Using the latter, we can now write the linear Brunn–Minkowski inequality for matrices, inequality (3.6), by means of (1.8), as a linear refinement of the \(L_2\) Brunn–Minkowski inequality (), in the case of \(L_2\) zonoids. That is the content of the following proposition.

Proposition 3.7

Let KH be two \(L_2\) zonoids in \(\mathbb {R}^n\) and let \(u\in {\mathbb S}^{n-1}\). If there exists a direction \(u\in {\mathbb S}^{n-1}\), such that \(\textrm{vol}_{n-1}(P_{u^{\perp }}(K))=\textrm{vol}_{n-1}(P_{u^{\perp }}(H))\), then

$$\begin{aligned} \textrm{vol}_n\bigl ((1-\lambda ) \cdot _2 K+_2 \lambda \cdot _2 H \bigr )^2\ge (1-\lambda )\textrm{vol}_n(K)^2+\lambda \textrm{vol}_n(H)^2, \end{aligned}$$
(3.7)

for all \(\lambda \in [0,1]\).

We point out the following result on the equality case of the linear refinement of Brunn–Minkowski inequality for the determinant.

Theorem 3.8

[21, Theorem 5.1] Equality in inequality (3.6) holds if and only if there exists a matrix R of rank at most 1, such that \(B=A+R\).

We observe that there is also equality in (3.5) in the case \(B=A+R\), namely, when the condition in Theorem 3.8 holds.

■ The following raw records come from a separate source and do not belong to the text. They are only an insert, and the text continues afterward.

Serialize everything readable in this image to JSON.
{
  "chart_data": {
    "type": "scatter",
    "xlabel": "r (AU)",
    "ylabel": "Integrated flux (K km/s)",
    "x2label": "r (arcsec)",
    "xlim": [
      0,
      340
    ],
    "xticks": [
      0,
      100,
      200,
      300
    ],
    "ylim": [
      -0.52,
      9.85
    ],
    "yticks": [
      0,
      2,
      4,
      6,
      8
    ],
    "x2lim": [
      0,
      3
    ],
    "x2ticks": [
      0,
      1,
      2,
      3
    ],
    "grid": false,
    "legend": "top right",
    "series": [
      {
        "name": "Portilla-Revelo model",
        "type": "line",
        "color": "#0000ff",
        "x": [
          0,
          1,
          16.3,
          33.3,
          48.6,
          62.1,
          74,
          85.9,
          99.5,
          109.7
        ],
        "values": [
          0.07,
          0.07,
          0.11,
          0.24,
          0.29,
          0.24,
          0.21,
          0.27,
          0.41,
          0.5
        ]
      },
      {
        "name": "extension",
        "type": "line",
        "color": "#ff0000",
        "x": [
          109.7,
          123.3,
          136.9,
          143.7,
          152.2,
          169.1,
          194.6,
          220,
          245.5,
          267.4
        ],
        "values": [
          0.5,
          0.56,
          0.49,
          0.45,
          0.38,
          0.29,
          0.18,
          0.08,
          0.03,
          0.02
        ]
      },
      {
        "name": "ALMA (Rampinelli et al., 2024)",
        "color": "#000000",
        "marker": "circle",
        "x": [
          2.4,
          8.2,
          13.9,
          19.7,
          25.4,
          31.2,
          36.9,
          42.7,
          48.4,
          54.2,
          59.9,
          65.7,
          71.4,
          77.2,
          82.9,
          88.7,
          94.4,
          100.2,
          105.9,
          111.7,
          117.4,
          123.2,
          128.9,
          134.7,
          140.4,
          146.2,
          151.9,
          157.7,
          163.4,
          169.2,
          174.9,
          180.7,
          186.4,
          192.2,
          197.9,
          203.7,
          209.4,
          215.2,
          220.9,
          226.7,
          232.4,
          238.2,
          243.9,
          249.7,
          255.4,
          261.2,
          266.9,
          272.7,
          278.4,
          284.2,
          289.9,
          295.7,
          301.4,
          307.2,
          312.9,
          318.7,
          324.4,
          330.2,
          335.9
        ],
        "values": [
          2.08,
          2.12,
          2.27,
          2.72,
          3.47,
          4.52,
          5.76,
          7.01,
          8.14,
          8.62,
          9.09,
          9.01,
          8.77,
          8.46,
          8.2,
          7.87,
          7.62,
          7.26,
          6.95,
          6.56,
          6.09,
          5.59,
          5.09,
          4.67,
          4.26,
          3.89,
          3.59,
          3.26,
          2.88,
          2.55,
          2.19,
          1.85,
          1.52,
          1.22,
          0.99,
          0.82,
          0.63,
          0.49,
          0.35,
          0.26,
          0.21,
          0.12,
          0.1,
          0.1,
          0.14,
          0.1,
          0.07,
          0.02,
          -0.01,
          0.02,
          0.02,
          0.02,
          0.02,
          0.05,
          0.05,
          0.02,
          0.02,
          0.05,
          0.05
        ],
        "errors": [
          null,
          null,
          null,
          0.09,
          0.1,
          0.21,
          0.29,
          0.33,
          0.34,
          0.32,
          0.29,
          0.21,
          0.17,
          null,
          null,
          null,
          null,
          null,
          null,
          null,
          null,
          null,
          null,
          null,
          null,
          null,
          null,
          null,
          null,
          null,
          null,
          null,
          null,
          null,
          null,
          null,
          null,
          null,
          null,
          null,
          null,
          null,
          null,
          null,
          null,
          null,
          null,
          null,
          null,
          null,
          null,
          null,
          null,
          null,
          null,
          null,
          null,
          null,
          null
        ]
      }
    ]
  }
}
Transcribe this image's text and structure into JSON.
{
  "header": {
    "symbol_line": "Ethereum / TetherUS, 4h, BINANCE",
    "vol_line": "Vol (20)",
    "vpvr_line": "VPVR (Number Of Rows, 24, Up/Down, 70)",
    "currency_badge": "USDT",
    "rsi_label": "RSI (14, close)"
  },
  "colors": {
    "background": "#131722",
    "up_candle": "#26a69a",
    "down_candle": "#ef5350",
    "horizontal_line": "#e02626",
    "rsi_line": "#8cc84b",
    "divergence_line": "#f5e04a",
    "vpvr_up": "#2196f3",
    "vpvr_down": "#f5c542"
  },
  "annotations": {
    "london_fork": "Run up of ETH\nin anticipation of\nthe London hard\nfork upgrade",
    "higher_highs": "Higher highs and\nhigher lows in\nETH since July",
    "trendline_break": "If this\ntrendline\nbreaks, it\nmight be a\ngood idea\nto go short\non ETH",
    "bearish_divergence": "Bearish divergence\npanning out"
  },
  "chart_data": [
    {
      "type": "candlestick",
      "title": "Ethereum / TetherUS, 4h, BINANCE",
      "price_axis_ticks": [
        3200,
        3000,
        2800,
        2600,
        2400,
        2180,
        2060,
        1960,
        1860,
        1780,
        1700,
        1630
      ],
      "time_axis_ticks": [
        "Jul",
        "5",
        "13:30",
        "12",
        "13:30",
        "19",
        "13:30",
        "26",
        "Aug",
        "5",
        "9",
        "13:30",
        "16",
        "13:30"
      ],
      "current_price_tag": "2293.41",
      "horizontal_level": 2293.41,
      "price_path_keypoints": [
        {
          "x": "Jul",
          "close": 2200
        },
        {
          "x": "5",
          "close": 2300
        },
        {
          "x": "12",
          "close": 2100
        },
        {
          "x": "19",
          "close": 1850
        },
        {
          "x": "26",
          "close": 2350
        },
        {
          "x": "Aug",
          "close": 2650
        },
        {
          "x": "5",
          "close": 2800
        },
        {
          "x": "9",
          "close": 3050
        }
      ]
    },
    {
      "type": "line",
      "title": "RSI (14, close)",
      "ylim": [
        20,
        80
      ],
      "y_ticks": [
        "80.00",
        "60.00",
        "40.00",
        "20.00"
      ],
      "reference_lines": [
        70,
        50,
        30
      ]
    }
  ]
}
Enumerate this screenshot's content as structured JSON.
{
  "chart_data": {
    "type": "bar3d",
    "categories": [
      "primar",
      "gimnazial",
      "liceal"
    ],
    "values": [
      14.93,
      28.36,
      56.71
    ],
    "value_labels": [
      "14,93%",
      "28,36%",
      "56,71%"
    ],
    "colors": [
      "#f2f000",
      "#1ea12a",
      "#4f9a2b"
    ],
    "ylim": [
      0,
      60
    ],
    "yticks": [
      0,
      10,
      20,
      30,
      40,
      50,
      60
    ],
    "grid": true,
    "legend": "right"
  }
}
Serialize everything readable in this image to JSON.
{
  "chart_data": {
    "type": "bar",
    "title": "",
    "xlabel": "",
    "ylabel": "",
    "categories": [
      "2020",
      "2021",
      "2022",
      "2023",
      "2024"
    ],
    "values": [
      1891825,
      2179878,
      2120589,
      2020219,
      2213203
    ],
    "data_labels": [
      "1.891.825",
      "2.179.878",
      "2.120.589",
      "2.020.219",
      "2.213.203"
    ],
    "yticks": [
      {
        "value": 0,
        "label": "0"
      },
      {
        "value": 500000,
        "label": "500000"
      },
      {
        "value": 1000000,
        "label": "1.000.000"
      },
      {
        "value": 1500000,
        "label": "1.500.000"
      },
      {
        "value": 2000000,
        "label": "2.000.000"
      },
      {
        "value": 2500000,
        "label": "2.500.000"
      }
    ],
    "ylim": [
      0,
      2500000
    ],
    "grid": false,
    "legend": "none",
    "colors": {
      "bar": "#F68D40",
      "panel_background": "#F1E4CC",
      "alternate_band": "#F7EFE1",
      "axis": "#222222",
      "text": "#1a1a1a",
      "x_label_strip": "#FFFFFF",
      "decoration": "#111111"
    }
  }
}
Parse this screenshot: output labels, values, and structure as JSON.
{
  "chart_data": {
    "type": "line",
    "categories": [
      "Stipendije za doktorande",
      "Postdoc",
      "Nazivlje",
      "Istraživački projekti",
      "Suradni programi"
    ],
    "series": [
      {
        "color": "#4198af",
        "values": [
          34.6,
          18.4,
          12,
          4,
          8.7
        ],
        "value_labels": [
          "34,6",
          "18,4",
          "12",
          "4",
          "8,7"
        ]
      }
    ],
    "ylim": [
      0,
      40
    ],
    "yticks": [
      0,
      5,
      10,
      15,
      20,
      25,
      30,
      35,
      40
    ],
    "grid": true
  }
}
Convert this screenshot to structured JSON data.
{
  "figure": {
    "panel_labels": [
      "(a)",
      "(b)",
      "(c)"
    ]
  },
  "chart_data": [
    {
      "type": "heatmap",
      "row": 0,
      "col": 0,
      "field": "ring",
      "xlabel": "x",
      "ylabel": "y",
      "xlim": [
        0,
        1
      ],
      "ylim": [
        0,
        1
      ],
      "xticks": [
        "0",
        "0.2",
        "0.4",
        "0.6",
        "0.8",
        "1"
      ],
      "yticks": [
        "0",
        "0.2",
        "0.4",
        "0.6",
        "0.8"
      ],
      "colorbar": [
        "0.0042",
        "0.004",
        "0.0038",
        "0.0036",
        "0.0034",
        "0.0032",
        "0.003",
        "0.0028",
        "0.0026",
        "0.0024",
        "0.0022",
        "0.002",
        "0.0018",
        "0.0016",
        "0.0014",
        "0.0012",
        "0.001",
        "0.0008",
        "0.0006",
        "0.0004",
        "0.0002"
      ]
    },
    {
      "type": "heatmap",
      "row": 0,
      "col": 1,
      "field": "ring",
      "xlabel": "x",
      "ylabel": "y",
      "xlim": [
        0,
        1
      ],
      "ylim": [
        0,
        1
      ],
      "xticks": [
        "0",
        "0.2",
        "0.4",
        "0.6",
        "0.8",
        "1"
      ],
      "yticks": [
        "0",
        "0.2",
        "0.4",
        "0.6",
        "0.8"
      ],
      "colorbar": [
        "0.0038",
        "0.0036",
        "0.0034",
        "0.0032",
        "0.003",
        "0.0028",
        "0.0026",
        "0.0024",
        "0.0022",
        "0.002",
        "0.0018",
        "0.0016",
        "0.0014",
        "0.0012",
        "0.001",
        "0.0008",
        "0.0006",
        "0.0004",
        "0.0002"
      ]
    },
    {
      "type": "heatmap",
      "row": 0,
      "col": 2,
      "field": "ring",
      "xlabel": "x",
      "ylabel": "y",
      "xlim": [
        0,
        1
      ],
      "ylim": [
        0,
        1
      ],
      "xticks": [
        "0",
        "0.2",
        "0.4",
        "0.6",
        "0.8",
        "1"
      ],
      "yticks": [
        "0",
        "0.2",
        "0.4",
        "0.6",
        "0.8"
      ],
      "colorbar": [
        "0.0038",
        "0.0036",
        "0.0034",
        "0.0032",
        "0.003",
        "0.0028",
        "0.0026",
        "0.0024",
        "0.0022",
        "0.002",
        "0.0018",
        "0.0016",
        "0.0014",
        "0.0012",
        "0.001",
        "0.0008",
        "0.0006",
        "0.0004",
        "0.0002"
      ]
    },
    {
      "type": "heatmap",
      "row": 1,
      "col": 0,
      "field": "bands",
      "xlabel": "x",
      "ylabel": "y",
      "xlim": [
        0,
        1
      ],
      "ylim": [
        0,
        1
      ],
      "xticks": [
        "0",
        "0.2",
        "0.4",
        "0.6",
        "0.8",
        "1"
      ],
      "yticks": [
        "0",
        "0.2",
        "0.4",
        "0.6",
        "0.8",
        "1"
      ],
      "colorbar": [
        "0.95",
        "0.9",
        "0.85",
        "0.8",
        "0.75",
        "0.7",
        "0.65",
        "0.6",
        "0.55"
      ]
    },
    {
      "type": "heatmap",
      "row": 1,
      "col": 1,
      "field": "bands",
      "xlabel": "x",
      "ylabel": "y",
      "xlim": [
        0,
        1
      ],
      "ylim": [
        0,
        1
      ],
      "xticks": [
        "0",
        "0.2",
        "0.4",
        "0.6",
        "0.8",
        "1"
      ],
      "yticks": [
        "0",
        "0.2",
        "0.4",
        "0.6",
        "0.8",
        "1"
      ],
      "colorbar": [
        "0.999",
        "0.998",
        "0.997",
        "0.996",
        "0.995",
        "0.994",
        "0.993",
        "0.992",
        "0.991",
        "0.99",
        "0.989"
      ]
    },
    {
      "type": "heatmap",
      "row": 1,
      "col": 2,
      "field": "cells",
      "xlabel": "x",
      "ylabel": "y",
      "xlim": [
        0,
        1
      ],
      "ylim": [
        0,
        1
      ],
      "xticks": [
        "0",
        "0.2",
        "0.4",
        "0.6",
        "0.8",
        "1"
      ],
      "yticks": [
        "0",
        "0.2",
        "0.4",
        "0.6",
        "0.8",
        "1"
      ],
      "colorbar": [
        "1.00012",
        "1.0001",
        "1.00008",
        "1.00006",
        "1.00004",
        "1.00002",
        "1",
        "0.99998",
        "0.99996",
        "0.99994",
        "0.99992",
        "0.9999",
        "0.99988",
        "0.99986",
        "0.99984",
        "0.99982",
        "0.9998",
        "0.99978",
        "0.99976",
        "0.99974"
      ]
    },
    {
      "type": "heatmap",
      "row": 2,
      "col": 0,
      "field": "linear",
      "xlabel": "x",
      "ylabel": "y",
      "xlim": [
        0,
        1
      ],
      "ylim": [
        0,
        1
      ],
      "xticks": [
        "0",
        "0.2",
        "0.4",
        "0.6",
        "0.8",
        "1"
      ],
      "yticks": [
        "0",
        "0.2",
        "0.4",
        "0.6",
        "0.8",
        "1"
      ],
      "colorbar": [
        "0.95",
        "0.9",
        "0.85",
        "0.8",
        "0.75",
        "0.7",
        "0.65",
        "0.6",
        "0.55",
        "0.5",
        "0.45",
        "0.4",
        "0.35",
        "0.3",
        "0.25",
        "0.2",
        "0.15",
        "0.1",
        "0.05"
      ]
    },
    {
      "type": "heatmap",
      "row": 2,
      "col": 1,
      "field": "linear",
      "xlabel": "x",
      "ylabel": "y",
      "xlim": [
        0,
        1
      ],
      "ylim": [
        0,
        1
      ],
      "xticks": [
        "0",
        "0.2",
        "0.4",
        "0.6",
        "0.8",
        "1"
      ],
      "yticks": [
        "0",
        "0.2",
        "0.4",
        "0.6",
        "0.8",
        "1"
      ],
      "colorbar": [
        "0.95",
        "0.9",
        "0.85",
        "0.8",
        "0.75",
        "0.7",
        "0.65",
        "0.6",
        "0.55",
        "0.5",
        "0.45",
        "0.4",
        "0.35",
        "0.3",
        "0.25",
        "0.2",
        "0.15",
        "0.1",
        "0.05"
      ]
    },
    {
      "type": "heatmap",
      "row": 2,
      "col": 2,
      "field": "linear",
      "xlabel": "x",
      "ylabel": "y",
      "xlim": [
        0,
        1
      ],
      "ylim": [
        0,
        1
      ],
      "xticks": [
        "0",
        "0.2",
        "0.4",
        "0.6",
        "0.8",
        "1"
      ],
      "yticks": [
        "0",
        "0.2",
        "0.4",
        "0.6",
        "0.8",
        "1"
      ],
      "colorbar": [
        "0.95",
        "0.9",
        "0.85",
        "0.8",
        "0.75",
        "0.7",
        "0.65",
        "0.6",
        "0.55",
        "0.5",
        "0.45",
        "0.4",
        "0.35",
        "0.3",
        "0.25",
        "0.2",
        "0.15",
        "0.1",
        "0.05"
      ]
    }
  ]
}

Further, we observe that Theorem 3.8 allows us to establish a characterization of equality in ().

Corollary 3.9

Equality holds in (3.7) if and only if there exists a segment S in \(\mathbb {R}^n\), i.e., a 1-dimensional \(L_2\) zonoid, such that \(K=H +_2 S\).